Former students of JFK and McCort told similar stories of abuse. They said Baker used his position as athletic trainer, baseball coach and religion teacher to gain students’ trust by offering car rides, dinners and outings to horse-race tracks and to the Pro Football Hall of Fame in Canton.

In the training room, those interviewed said Baker would fondle their genitals with therapeutic oils and digitally penetrate them.

Garabedian negotiated 11 settlements with 10 former JFK students and one former St. Mary’s student through arbitration, keeping the case out of civil court.

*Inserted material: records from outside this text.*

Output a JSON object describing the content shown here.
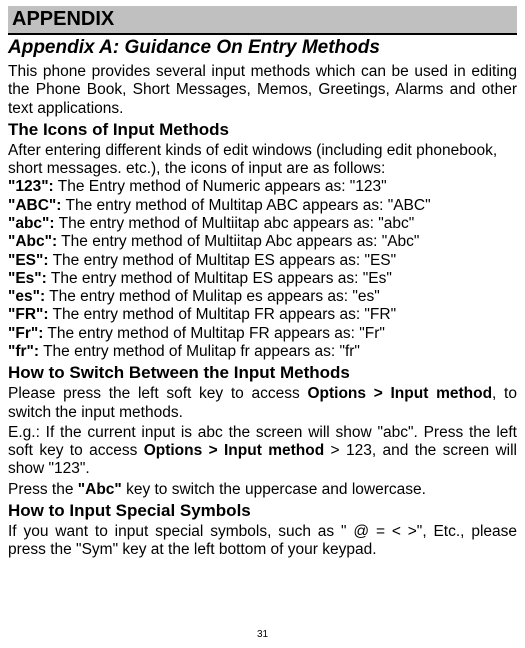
{
  "header": "APPENDIX",
  "subtitle": "Appendix A: Guidance On Entry Methods",
  "intro": "This phone provides several input methods which can be used in editing the Phone Book, Short Messages, Memos, Greetings, Alarms and other text applications.",
  "icons_heading": "The Icons of Input Methods",
  "icons_intro": "After entering different kinds of edit windows (including edit phonebook, short messages. etc.), the icons of input are as follows:",
  "methods": [
    {
      "label": "\"123\":",
      "text": " The Entry method of Numeric appears as: \"123\""
    },
    {
      "label": "\"ABC\":",
      "text": " The entry method of Multitap ABC appears as: \"ABC\""
    },
    {
      "label": "\"abc\":",
      "text": " The   entry method of Multiitap abc appears as: \"abc\""
    },
    {
      "label": "\"Abc\":",
      "text": " The entry method of Multiitap Abc appears as: \"Abc\""
    },
    {
      "label": "\"ES\":",
      "text": " The entry method of Multitap ES appears as: \"ES\""
    },
    {
      "label": "\"Es\":",
      "text": " The entry method of Multitap ES appears as: \"Es\""
    },
    {
      "label": "\"es\":",
      "text": " The   entry method of Mulitap es appears as: \"es\""
    },
    {
      "label": "\"FR\":",
      "text": " The entry method of Multitap FR appears as: \"FR\""
    },
    {
      "label": "\"Fr\":",
      "text": " The entry method of Multitap FR appears as: \"Fr\""
    },
    {
      "label": "\"fr\":",
      "text": " The   entry method of Mulitap fr appears as: \"fr\""
    }
  ],
  "switch_heading": "How to Switch Between the Input Methods",
  "switch_p1_a": "Please press the left soft key to access ",
  "switch_p1_b": "Options > Input method",
  "switch_p1_c": ", to switch the input methods.",
  "switch_p2_a": "E.g.: If the current input is abc the screen will show \"abc\". Press the left soft key to access ",
  "switch_p2_b": "Options > Input method",
  "switch_p2_c": " > 123, and the screen will show \"123\".",
  "switch_p3_a": "Press the ",
  "switch_p3_b": "\"Abc\"",
  "switch_p3_c": " key to switch the uppercase and lowercase.",
  "symbols_heading": "How to Input Special Symbols",
  "symbols_p": "If you want to input special symbols, such as \" @ = < >\", Etc., please press the \"Sym\" key at the left bottom of your keypad.",
  "page_num": "31"
}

A redacted copy of the settlement that omitted the names of the victims and the total amount of money agreed to be given to the victims, said the money was agreed upon because of "personal, physical and psychological injuries" sustained by victims.

JFK, T.O.R. Franciscan and the Youngstown Catholic Diocese also agreed to pay attorney fees and expenses.

The agreements, obtained by the station, said the payments will be made "solely upon pastoral concern" and was not an admission of any wrongdoing by JFK, T.O.R. Franciscan and the diocese, which was "expressly denied," according to the settlement.